If you stage your show in the ballroom of the gilded and opulent Plaza Hotel, you’d better have the glamour to back it up. Enter Thakoon, the rising design star who has been helped in equal parts by first lady Michelle Obama and Vogue editor Anna Wintour. The highlight of his Sunday evening show was a puffy down coat reimagined into something that Marie Antoinette would have worn if snowboarding had been popular in 18th-century France. It was part of a trend that was seen across the runways all weekend: fashion combined with function, a combination that can be hard to come by during Fashion Week. Thakoon used plaid — another emerging trend for next winter — in everything from sleeveless wool dresses to elaborate jackets. The designer also brought the look indoors, with chic cigarette pants and a classic little black taffeta dress with a plunging back. Not ideal for a chilly evening, except perhaps when paired with a ski jacket fit for a frothy French queen.


Victoria Beckham, pregnant with her fourth child and juggling a small group of the country’s biggest fashion editors, demonstrated that she has not lost her sense of humor, despite the pressure of her duties. “I have a microphone, but you’re all safe, I’m not going to sing,’’ she said in the posh (pun intended) Upper East Side apartment where she showed her collection. Impeccably tailored dresses married the minimalism of the 1990s with Art Deco details — including sleek head wraps that put the emphasis squarely on the draped, wrapped, and pleated dresses in shades of vermilion, saffron, and sand. It was one of the most civilized shows of the week thus far, complete with tea service, a crackling fire, and a somber soundtrack that included Dionne Warwick’s theme from “The Valley of the Dolls.’’ The former Spice Girl also proudly sent her 100th dress down the runway, proving that her staying power as a designer far outweighs her supposed talent as a singer.

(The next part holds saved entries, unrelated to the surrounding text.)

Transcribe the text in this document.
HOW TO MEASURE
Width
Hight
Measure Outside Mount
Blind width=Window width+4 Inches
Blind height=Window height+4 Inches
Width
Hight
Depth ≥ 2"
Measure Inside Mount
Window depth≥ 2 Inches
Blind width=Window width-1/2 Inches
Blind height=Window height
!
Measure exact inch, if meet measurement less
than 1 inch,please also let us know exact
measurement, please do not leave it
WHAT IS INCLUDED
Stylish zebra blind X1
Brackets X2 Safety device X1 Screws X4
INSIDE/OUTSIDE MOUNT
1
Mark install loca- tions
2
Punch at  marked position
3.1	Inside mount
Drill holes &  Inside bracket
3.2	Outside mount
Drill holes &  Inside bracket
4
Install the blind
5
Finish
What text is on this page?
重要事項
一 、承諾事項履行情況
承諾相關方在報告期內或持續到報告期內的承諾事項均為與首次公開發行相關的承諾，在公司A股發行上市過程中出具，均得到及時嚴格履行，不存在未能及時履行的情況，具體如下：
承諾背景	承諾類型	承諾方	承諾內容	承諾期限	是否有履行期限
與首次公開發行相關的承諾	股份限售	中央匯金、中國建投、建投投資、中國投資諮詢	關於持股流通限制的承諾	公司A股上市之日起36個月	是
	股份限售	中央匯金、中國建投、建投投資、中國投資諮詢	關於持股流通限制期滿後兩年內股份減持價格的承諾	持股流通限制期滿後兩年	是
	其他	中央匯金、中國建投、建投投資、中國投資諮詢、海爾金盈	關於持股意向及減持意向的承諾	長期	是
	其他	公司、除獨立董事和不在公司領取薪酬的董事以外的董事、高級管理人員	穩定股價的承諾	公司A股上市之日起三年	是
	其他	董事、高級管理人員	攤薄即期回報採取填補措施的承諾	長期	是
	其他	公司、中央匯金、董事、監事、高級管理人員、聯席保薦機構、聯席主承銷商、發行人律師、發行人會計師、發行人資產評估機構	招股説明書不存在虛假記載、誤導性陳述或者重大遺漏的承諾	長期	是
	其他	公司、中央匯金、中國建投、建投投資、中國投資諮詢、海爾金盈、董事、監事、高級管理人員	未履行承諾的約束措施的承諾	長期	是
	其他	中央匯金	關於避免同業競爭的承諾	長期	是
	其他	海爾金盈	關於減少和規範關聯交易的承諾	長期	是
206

Not only did designer Diane von Furstenberg lure such disparate celebrities as Fergie and Barbara Walters to her Sunday afternoon show, she also mixed her classic prints with an understated western influence. Naturally, von Furstenberg’s version of the old West, titled the “American Legends’’ collection, was about exuberance rather than cowboys, but she did break out some wide-brim hats, a bit of fringe, and elegant gaucho pants. Von Furstenberg isn’t one to lasso herself too tightly to a theme, so after moving off the prairie she revealed a series of lovely crepe dresses and finished with something no American legend should be without — a sparkling sequin chiffon wrap gown.


Fashion designers time-traveled back to the 1970s in their 2011 spring collections, and it seems that many of them are happy to stay there for the fall. The Tommy Hilfiger Fall/Winter 2011 women’s show was intended to “capture the nonchalant style of the 1970s rock star’s girlfriend,’’ but it seemed more accurately to capture Diane Keaton circa “Annie Hall.’’ With celebs such as Petra Nemcova, Rosario Dawson, Rose Byrne, and up-and-comer Bella Heathcote looking on, Hilfiger suited up his models in a parade of burgundy and blue. With men’s tailoring, wide-brim hats, leather, and ponchos galore, he may have missed the mark on the 1970s rock star girlfriend (next time he should ring up Pamela Des Barres for tips), but he did create a collection that managed to step beyond his country club comfort zone into a sophisticated new realm.


Derek Lam found his muse for his winter collection, and it appears to be frostbite. His Lincoln Center show was all about experiments in making wool chic, which meant beautiful pea coats and Shetland coats, plus another emerging trend this week, blanket and cape jackets. Lam finally brought his models in from the cold by dressing them in pieces that hinted at 1990s minimalism and grunge, both of which have been appearing with alarming regularity already.